If I had to guess, I'd say human-level AGI (human-level in terms of both capability and generality) is still 15-20 years away at least. 7 years to go from small transformers to big transformers doesn't make me optimistic that architectural innovation is going to happen very quickly, and anyways this is an unpredictable research problem, not an engineering one.
But even now the LLMs absolutely have limited problem solving capability.
For example, yesterday I asked GPT-4o to write multiple alternate endings to the short story "The Last Equation". They weren't dramatically compelling, but they were logical and functional.

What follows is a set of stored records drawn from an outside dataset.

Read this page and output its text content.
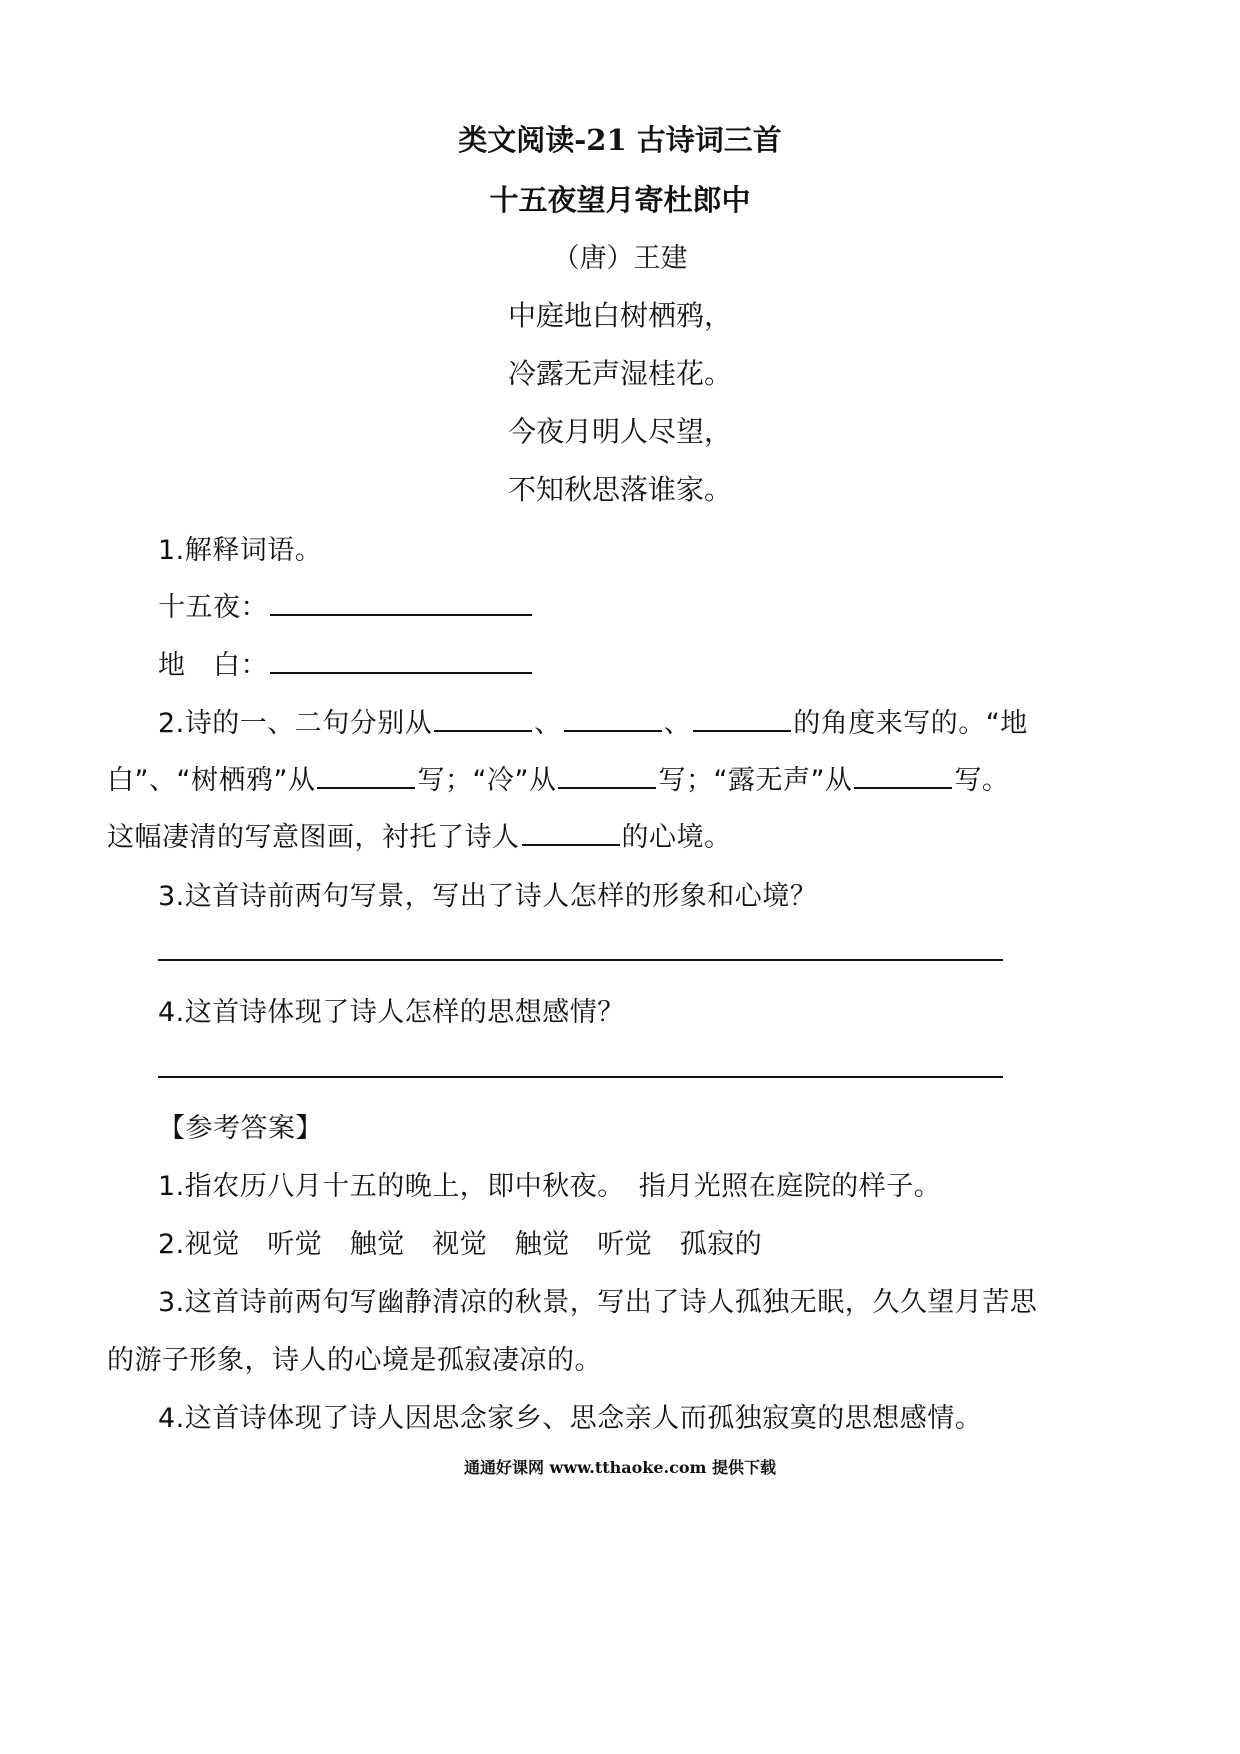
类文阅读-21 古诗词三首
十五夜望月寄杜郎中
（唐）王建
中庭地白树栖鸦，
冷露无声湿桂花。
今夜月明人尽望，
不知秋思落谁家。
1.解释词语。
十五夜：
地　白：
2.诗的一、二句分别从	、	、	的角度来写的。“地
白”、“树栖鸦”从	写；“冷”从	写；“露无声”从	写。
这幅凄清的写意图画，衬托了诗人	的心境。
3.这首诗前两句写景，写出了诗人怎样的形象和心境？
4.这首诗体现了诗人怎样的思想感情？
【参考答案】
1.指农历八月十五的晚上，即中秋夜。　指月光照在庭院的样子。
2.视觉　听觉　触觉　视觉　触觉　听觉　孤寂的
3.这首诗前两句写幽静清凉的秋景，写出了诗人孤独无眠，久久望月苦思
的游子形象，诗人的心境是孤寂凄凉的。
4.这首诗体现了诗人因思念家乡、思念亲人而孤独寂寞的思想感情。
通通好课网 www.tthaoke.com 提供下载
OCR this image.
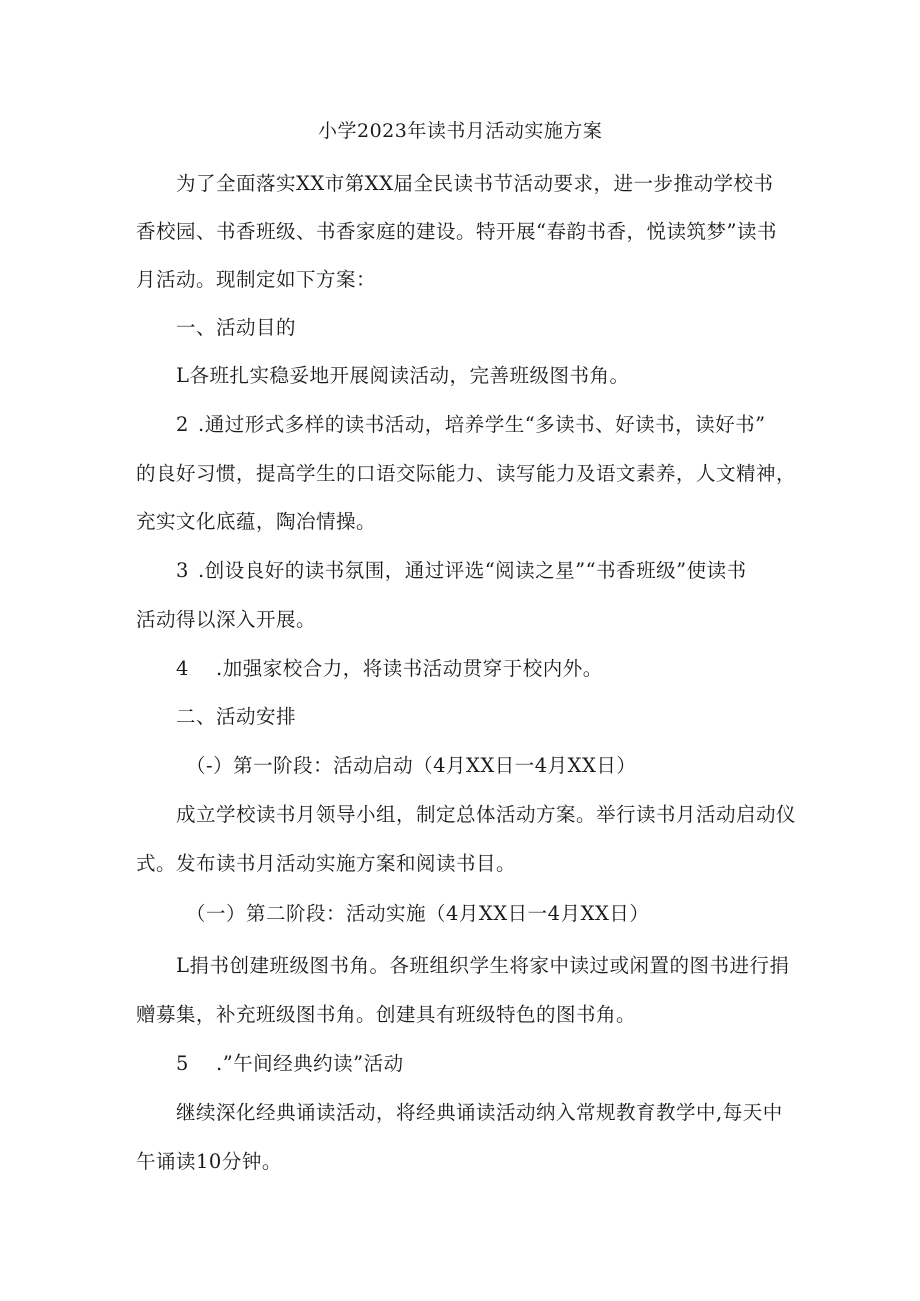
小学2023年读书月活动实施方案
为了全面落实XX市第XX届全民读书节活动要求，进一步推动学校书
香校园、书香班级、书香家庭的建设。特开展“春韵书香，悦读筑梦”读书
月活动。现制定如下方案：
一、活动目的
L各班扎实稳妥地开展阅读活动，完善班级图书角。
2 .通过形式多样的读书活动，培养学生“多读书、好读书，读好书”
的良好习惯，提高学生的口语交际能力、读写能力及语文素养，人文精神，
充实文化底蕴，陶冶情操。
3 .创设良好的读书氛围，通过评选“阅读之星”“书香班级”使读书
活动得以深入开展。
4 .加强家校合力，将读书活动贯穿于校内外。
二、活动安排
（-）第一阶段：活动启动（4月XX日一4月XX日）
成立学校读书月领导小组，制定总体活动方案。举行读书月活动启动仪
式。发布读书月活动实施方案和阅读书目。
（一）第二阶段：活动实施（4月XX日一4月XX日）
L捐书创建班级图书角。各班组织学生将家中读过或闲置的图书进行捐
赠募集，补充班级图书角。创建具有班级特色的图书角。
5 .”午间经典约读”活动
继续深化经典诵读活动，将经典诵读活动纳入常规教育教学中,每天中
午诵读10分钟。
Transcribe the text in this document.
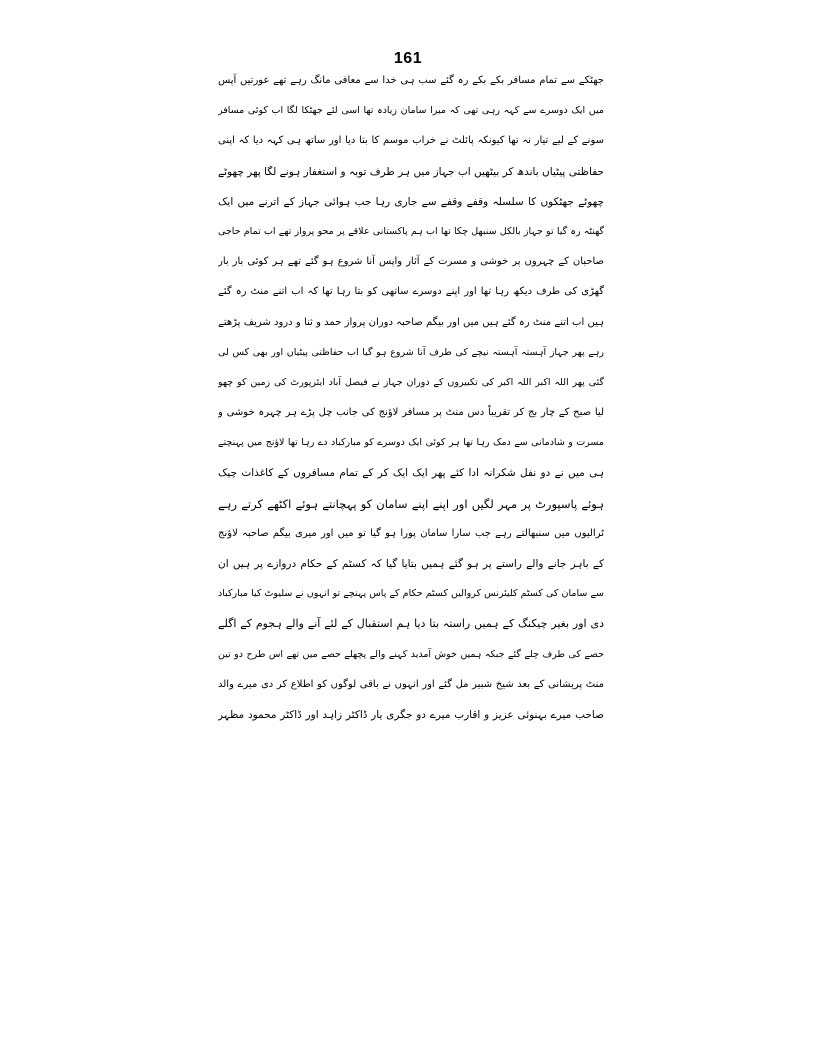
161
جھٹکے سے تمام مسافر بکے بکے رہ گئے سب ہی خدا سے معافی مانگ رہے تھے عورتیں آپس
میں ایک دوسرے سے کہہ رہی تھی کہ میرا سامان زیادہ تھا اسی لئے جھٹکا لگا اب کوئی مسافر
سونے کے لیے تیار نہ تھا کیونکہ پائلٹ نے خراب موسم کا بتا دیا اور ساتھ ہی کہہ دیا کہ اپنی
حفاظتی پیٹیاں باندھ کر بیٹھیں اب جہاز میں ہر طرف توبہ و استغفار ہونے لگا پھر چھوٹے
چھوٹے جھٹکوں کا سلسلہ وقفے وقفے سے جاری رہا جب ہوائی جہاز کے اترنے میں ایک
گھنٹہ رہ گیا تو جہاز بالکل سنبھل چکا تھا اب ہم پاکستانی علاقے پر محو پرواز تھے اب تمام حاجی
صاحبان کے چہروں پر خوشی و مسرت کے آثار واپس آنا شروع ہو گئے تھے ہر کوئی بار بار
گھڑی کی طرف دیکھ رہا تھا اور اپنے دوسرے ساتھی کو بتا رہا تھا کہ اب اتنے منٹ رہ گئے
ہیں اب اتنے منٹ رہ گئے ہیں میں اور بیگم صاحبہ دوران پرواز حمد و ثنا و درود شریف پڑھتے
رہے پھر جہاز آہستہ آہستہ نیچے کی طرف آنا شروع ہو گیا اب حفاظتی پیٹیاں اور بھی کس لی
گئی پھر اللہ اکبر اللہ اکبر کی تکبیروں کے دوران جہاز نے فیصل آباد ایئرپورٹ کی زمین کو چھو
لیا صبح کے چار بج کر تقریباً دس منٹ پر مسافر لاؤنج کی جانب چل پڑے ہر چہرہ خوشی و
مسرت و شادمانی سے دمک رہا تھا ہر کوئی ایک دوسرے کو مبارکباد دے رہا تھا لاؤنج میں پہنچتے
ہی میں نے دو نفل شکرانہ ادا کئے پھر ایک ایک کر کے تمام مسافروں کے کاغذات چیک
ہوئے پاسپورٹ پر مہر لگیں اور اپنے اپنے سامان کو پہچانتے ہوئے اکٹھے کرتے رہے
ٹرالیوں میں سنبھالتے رہے جب سارا سامان پورا ہو گیا تو میں اور میری بیگم صاحبہ لاؤنج
کے باہر جانے والے راستے پر ہو گئے ہمیں بتایا گیا کہ کسٹم کے حکام دروازے پر ہیں ان
سے سامان کی کسٹم کلیئرنس کروالیں کسٹم حکام کے پاس پہنچے تو انہوں نے سلیوٹ کیا مبارکباد
دی اور بغیر چیکنگ کے ہمیں راستہ بتا دیا ہم استقبال کے لئے آنے والے ہجوم کے اگلے
حصے کی طرف چلے گئے جبکہ ہمیں خوش آمدید کہنے والے پچھلے حصے میں تھے اس طرح دو تین
منٹ پریشانی کے بعد شیخ شبیر مل گئے اور انہوں نے باقی لوگوں کو اطلاع کر دی میرے والد
صاحب میرے بہنوئی عزیز و اقارب میرے دو جگری یار ڈاکٹر زاہد اور ڈاکٹر محمود مظہر
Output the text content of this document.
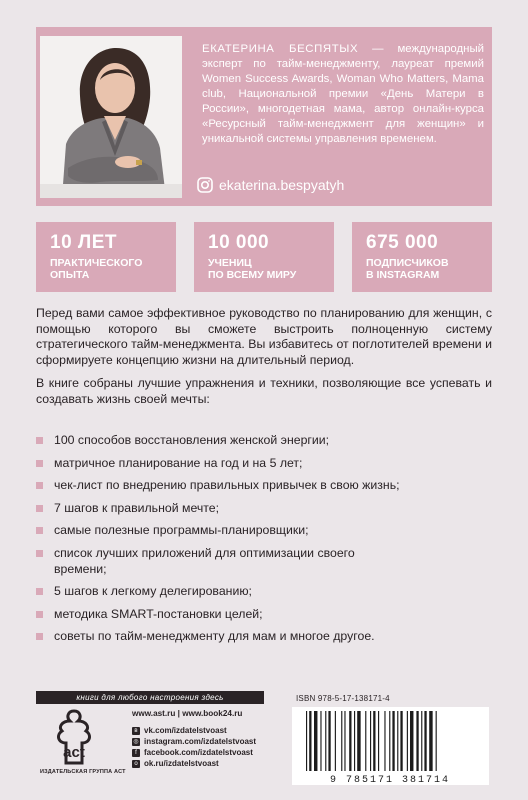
ЕКАТЕРИНА БЕСПЯТЫХ — международный эксперт по тайм-менеджменту, лауреат премий Women Success Awards, Woman Who Matters, Mama club, Национальной премии «День Матери в России», многодетная мама, автор онлайн-курса «Ресурсный тайм-менеджмент для женщин» и уникальной системы управления временем.

ekaterina.bespyatyh
10 ЛЕТ
ПРАКТИЧЕСКОГО
ОПЫТА
10 000
УЧЕНИЦ
ПО ВСЕМУ МИРУ
675 000
ПОДПИСЧИКОВ
В INSTAGRAM

Перед вами самое эффективное руководство по планированию для женщин, с помощью которого вы сможете выстроить полноценную систему стратегического тайм-менеджмента. Вы избавитесь от поглотителей времени и сформируете концепцию жизни на длительный период.

В книге собраны лучшие упражнения и техники, позволяющие все успевать и создавать жизнь своей мечты:

100 способов восстановления женской энергии;
матричное планирование на год и на 5 лет;
чек-лист по внедрению правильных привычек в свою жизнь;
7 шагов к правильной мечте;
самые полезные программы-планировщики;
список лучших приложений для оптимизации своего времени;
5 шагов к легкому делегированию;
методика SMART-постановки целей;
советы по тайм-менеджменту для мам и многое другое.
книги для любого настроения здесь
act
ИЗДАТЕЛЬСКАЯ ГРУППА АСТ
www.ast.ru | www.book24.ru
в vk.com/izdatelstvoast
◎ instagram.com/izdatelstvoast
f facebook.com/izdatelstvoast
о ok.ru/izdatelstvoast
ISBN 978-5-17-138171-4
9 785171 381714
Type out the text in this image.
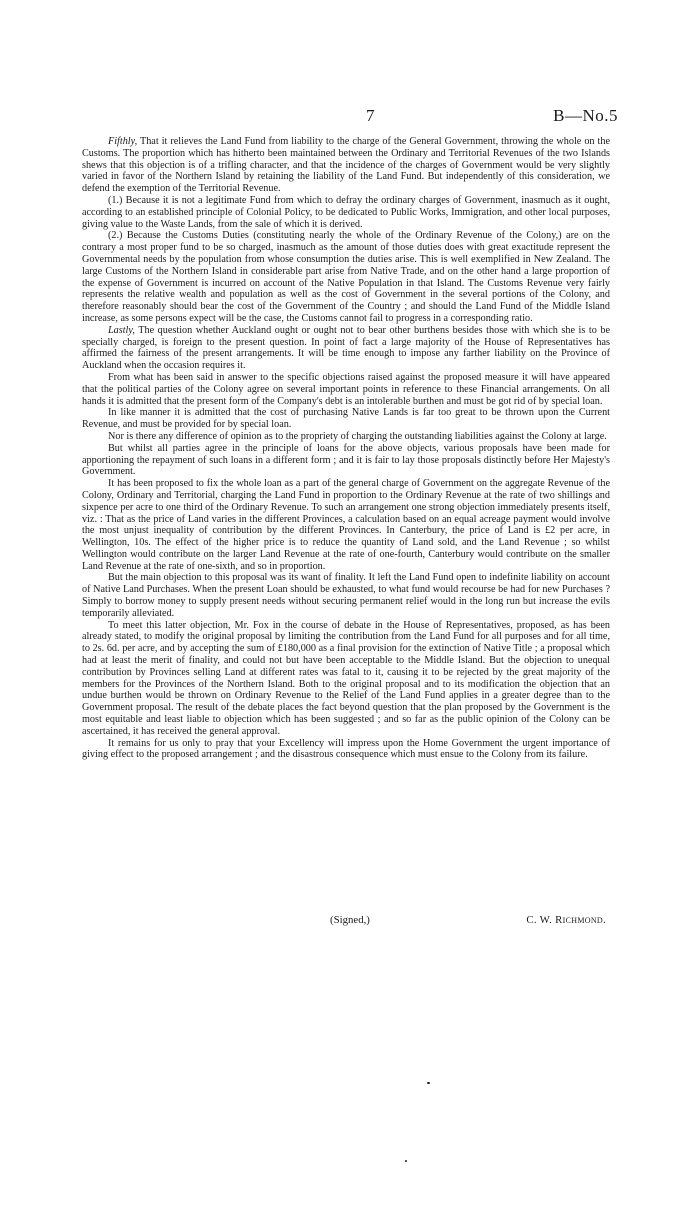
7	B—No.5

Fifthly, That it relieves the Land Fund from liability to the charge of the General Government, throwing the whole on the Customs. The proportion which has hitherto been maintained between the Ordinary and Territorial Revenues of the two Islands shews that this objection is of a trifling character, and that the incidence of the charges of Government would be very slightly varied in favor of the Northern Island by retaining the liability of the Land Fund. But independently of this consideration, we defend the exemption of the Territorial Revenue.

(1.) Because it is not a legitimate Fund from which to defray the ordinary charges of Government, inasmuch as it ought, according to an established principle of Colonial Policy, to be dedicated to Public Works, Immigration, and other local purposes, giving value to the Waste Lands, from the sale of which it is derived.

(2.) Because the Customs Duties (constituting nearly the whole of the Ordinary Revenue of the Colony,) are on the contrary a most proper fund to be so charged, inasmuch as the amount of those duties does with great exactitude represent the Governmental needs by the population from whose consumption the duties arise. This is well exemplified in New Zealand. The large Customs of the Northern Island in considerable part arise from Native Trade, and on the other hand a large proportion of the expense of Government is incurred on account of the Native Population in that Island. The Customs Revenue very fairly represents the relative wealth and population as well as the cost of Government in the several portions of the Colony, and therefore reasonably should bear the cost of the Government of the Country ; and should the Land Fund of the Middle Island increase, as some persons expect will be the case, the Customs cannot fail to progress in a corresponding ratio.

Lastly, The question whether Auckland ought or ought not to bear other burthens besides those with which she is to be specially charged, is foreign to the present question. In point of fact a large majority of the House of Representatives has affirmed the fairness of the present arrangements. It will be time enough to impose any farther liability on the Province of Auckland when the occasion requires it.

From what has been said in answer to the specific objections raised against the proposed measure it will have appeared that the political parties of the Colony agree on several important points in reference to these Financial arrangements. On all hands it is admitted that the present form of the Company's debt is an intolerable burthen and must be got rid of by special loan.

In like manner it is admitted that the cost of purchasing Native Lands is far too great to be thrown upon the Current Revenue, and must be provided for by special loan.

Nor is there any difference of opinion as to the propriety of charging the outstanding liabilities against the Colony at large.

But whilst all parties agree in the principle of loans for the above objects, various proposals have been made for apportioning the repayment of such loans in a different form ; and it is fair to lay those proposals distinctly before Her Majesty's Government.

It has been proposed to fix the whole loan as a part of the general charge of Government on the aggregate Revenue of the Colony, Ordinary and Territorial, charging the Land Fund in proportion to the Ordinary Revenue at the rate of two shillings and sixpence per acre to one third of the Ordinary Revenue. To such an arrangement one strong objection immediately presents itself, viz. : That as the price of Land varies in the different Provinces, a calculation based on an equal acreage payment would involve the most unjust inequality of contribution by the different Provinces. In Canterbury, the price of Land is £2 per acre, in Wellington, 10s. The effect of the higher price is to reduce the quantity of Land sold, and the Land Revenue ; so whilst Wellington would contribute on the larger Land Revenue at the rate of one-fourth, Canterbury would contribute on the smaller Land Revenue at the rate of one-sixth, and so in proportion.

But the main objection to this proposal was its want of finality. It left the Land Fund open to indefinite liability on account of Native Land Purchases. When the present Loan should be exhausted, to what fund would recourse be had for new Purchases ? Simply to borrow money to supply present needs without securing permanent relief would in the long run but increase the evils temporarily alleviated.

To meet this latter objection, Mr. Fox in the course of debate in the House of Representatives, proposed, as has been already stated, to modify the original proposal by limiting the contribution from the Land Fund for all purposes and for all time, to 2s. 6d. per acre, and by accepting the sum of £180,000 as a final provision for the extinction of Native Title ; a proposal which had at least the merit of finality, and could not but have been acceptable to the Middle Island. But the objection to unequal contribution by Provinces selling Land at different rates was fatal to it, causing it to be rejected by the great majority of the members for the Provinces of the Northern Island. Both to the original proposal and to its modification the objection that an undue burthen would be thrown on Ordinary Revenue to the Relief of the Land Fund applies in a greater degree than to the Government proposal. The result of the debate places the fact beyond question that the plan proposed by the Government is the most equitable and least liable to objection which has been suggested ; and so far as the public opinion of the Colony can be ascertained, it has received the general approval.

It remains for us only to pray that your Excellency will impress upon the Home Government the urgent importance of giving effect to the proposed arrangement ; and the disastrous consequence which must ensue to the Colony from its failure.

(Signed,)	C. W. Richmond.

How is that not problem solving? And so help me, before anyone tells me it's just stringing together the next most likely tokens - I don't care. Clearly that is at least a primitive form of intelligence. Actually it's not even apparent to me that that isn't exactly what human intelligence is doing...
I would define intelligence as "degree of ability to use past experience to predict future outcomes" (which includes reasoning, aka problem solving ability, via repeated what-if prediction, then backtracking/learning on failure etc).
So, intelligence exists on a spectrum - some things are easier to predict given a set of learnt facts and methods than others. The easiest things to predict (the most basic form of intelligence) is "next time will be the same as last time", which is basically memorization and pattern matching, which is mostly what LLMs are able to do thanks to brute-force pattern/rule extraction via gradient descent.
Going beyond "next time will be the same as last time" is where reasoning comes in - where you have the tools (experience) to solve a problem, but it requires a problem-specific decomposition into sub-problems and trial-and-error planning/testing to apply learnt techniques to make progress on the problem...
Certainly a lot of human behavior (applied intelligence) is of the shallow "system 1" pattern matching variety, but I think this is over stated. Not only is "system 2" problem-solving needed for on-the-job training, but I think we're using it all the time when we're doing anything more than reacting to the current situation in mindless fashion.
So, sure, LLMs have limited intelligence, but it's only "system 1" shallow intelligence, gestalt pattern recognition, based on training-time gradient descent learning. What they are missing is run-time "system 2" problem-solving.
I'm guessing that solving run-time learning may well require a different approach, and it's not clear that reasoning (in general form - ability to dynamically synthesize a problem-specific solution) can be just added to LLMs either (e.g. by adding tree search). There are also other missing components such as working memory that seem simpler to solve.
Coming up with brand new architectures and learning approaches is likely to take time. There have been attempts to find alternatives to gradient descent, but none very successful despite a lot of effort.
Perhaps it's just a reflection of people chasing the low hanging fruit (and as Chollet says, LLMs "sucking all the oxygen out of the room"), but architectural advance post-LLM has been minimal. In 7 years we've basically just gone from transformer paper to big pre-trained transformers.
Even when workable architectural approaches to run-time learning and reasoning have been developed, they will also need to be scaled up (another 7 years?), and will also be competing with LLMs for mindshare and dev. resources as long as scaling LLMs continues to be seen as profitable.
The timescale for coming up with new architectures and approaches is hard to predict. AGI prediction timeframes have always been wrong, and the transformer was really one of history's accidental discoveries. Who'd have guessed that a better seq-to-seq model would create such capabilities!
If I had to guess, I'd say human-level AGI (human-level in terms of both capability and generality) is still 15-20 years away at least. 7 years to go from small transformers to big transformers doesn't make me optimistic that architectural innovation is going to happen very quickly, and anyways this is an unpredictable research problem, not an engineering one.